His obsessive passion paid off eventually. Once the connecting beams were made and the two hulls were joined together, for the first time since we’d begun, what we were building did look like a boat, or at least a big raft or something that might float. Not that it was pretty or anything—Terry’s work was sloppy—with big runs of solidified epoxy standing out on practically every vertical surface, and rough-cut, ill-fitting joiner work visible anywhere he hadn’t buried it from sight in epoxy and paint. The railings on the outside edges of the decks were made of galvanized plumber’s pipe, and several blue plastic tarps stretched between them and were supported in the middle by two-by-fours serving as makeshift awnings while we worked. He had ordered a bunch of used sails from somewhere online and then recut and trimmed them to the size he wanted using an old antique sewing machine he found at a yard sale. The finished result was not going to be mistaken for a yacht; that was for sure. Even I could see the difference from looking at the pictures in Terry’s books.

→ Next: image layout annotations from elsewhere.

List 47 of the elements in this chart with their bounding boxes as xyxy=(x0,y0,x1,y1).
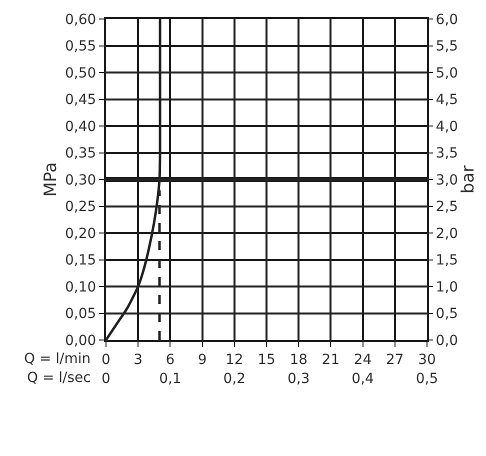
y2-tick-label: 1,0 xyxy=(436,279,458,296)
y-tick-label: 0,25 xyxy=(65,199,96,216)
x-tick-label: 21 xyxy=(322,352,340,368)
y-tick-label: 0,20 xyxy=(65,226,96,242)
y-tick-label: 0,40 xyxy=(65,118,96,135)
x2-tick-label: 0,3 xyxy=(287,371,310,387)
x-axis-title: Q = l/min xyxy=(24,351,91,367)
x-tick-label: 6 xyxy=(166,352,175,368)
x-tick-label: 18 xyxy=(290,352,308,368)
x-tick-label: 9 xyxy=(198,352,207,368)
x-tick-label: 15 xyxy=(258,352,276,368)
x2-tick-label: 0,2 xyxy=(223,371,246,387)
y2-tick-label: 0,0 xyxy=(436,332,458,349)
y-tick-label: 0,45 xyxy=(65,92,96,108)
x2-axis-title: Q = l/sec xyxy=(27,370,91,386)
y-tick-label: 0,60 xyxy=(65,12,96,28)
x2-tick-label: 0,4 xyxy=(352,371,374,387)
y2-tick-label: 1,5 xyxy=(436,252,458,269)
y2-tick-label: 6,0 xyxy=(436,12,458,28)
y-tick-label: 0,50 xyxy=(65,65,96,82)
y2-tick-label: 2,5 xyxy=(436,199,458,216)
x2-tick-label: 0 xyxy=(102,371,110,387)
y-tick-label: 0,35 xyxy=(65,146,96,162)
y2-tick-label: 4,0 xyxy=(436,118,458,135)
y2-tick-label: 3,0 xyxy=(436,172,458,188)
x2-tick-label: 0,1 xyxy=(159,371,182,387)
x-tick-label: 27 xyxy=(386,352,404,368)
y-tick-label: 0,00 xyxy=(65,332,96,349)
x-tick-label: 12 xyxy=(225,352,244,368)
y2-axis-title: bar xyxy=(458,165,478,194)
y2-tick-label: 2,0 xyxy=(436,226,458,242)
y2-tick-label: 4,5 xyxy=(436,92,458,108)
x-tick-label: 3 xyxy=(134,352,143,368)
x-tick-label: 0 xyxy=(102,352,110,368)
y2-tick-label: 5,5 xyxy=(436,38,458,55)
y-axis-title: MPa xyxy=(41,162,62,197)
y-tick-label: 0,55 xyxy=(65,38,96,55)
x-tick-label: 30 xyxy=(418,352,436,368)
y2-tick-label: 3,5 xyxy=(436,146,458,162)
x-tick-label: 24 xyxy=(354,352,372,368)
y2-tick-label: 5,0 xyxy=(436,65,458,82)
x2-tick-label: 0,5 xyxy=(416,371,438,387)
y-tick-label: 0,05 xyxy=(65,306,96,322)
y2-tick-label: 0,5 xyxy=(436,306,458,322)
y-tick-label: 0,15 xyxy=(65,252,96,269)
y-tick-label: 0,10 xyxy=(65,279,96,296)
y-tick-label: 0,30 xyxy=(65,172,96,188)
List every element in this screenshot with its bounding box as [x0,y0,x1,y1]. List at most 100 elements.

It wasn’t like the people in Calloway City knew the difference either, but nevertheless they didn’t like it. To them our boat was just an eyesore—an ugly contraption built by those “crazy people” over on Winfield Avenue. The eighty-something-year-old lady in the neighboring house complained the most: “They’re disturbing the peace. They’re out there running power tools at all hours of the night! They even work on the damned thing on Sunday!” She said this wasn’t a shipyard... and who did Terry think he was, Noah? And on and on....

Terry didn’t care what they said. They thought he was crazy, and he thought they were all idiots. Now that the boat was nearing completion, he told me the same thing every day: “There’s only two kinds of people in the world, Robbie: sea people and shore bastards! Now which one do you want to be? If we don’t hurry up and get this boat launched, you won’t get a chance to decide!”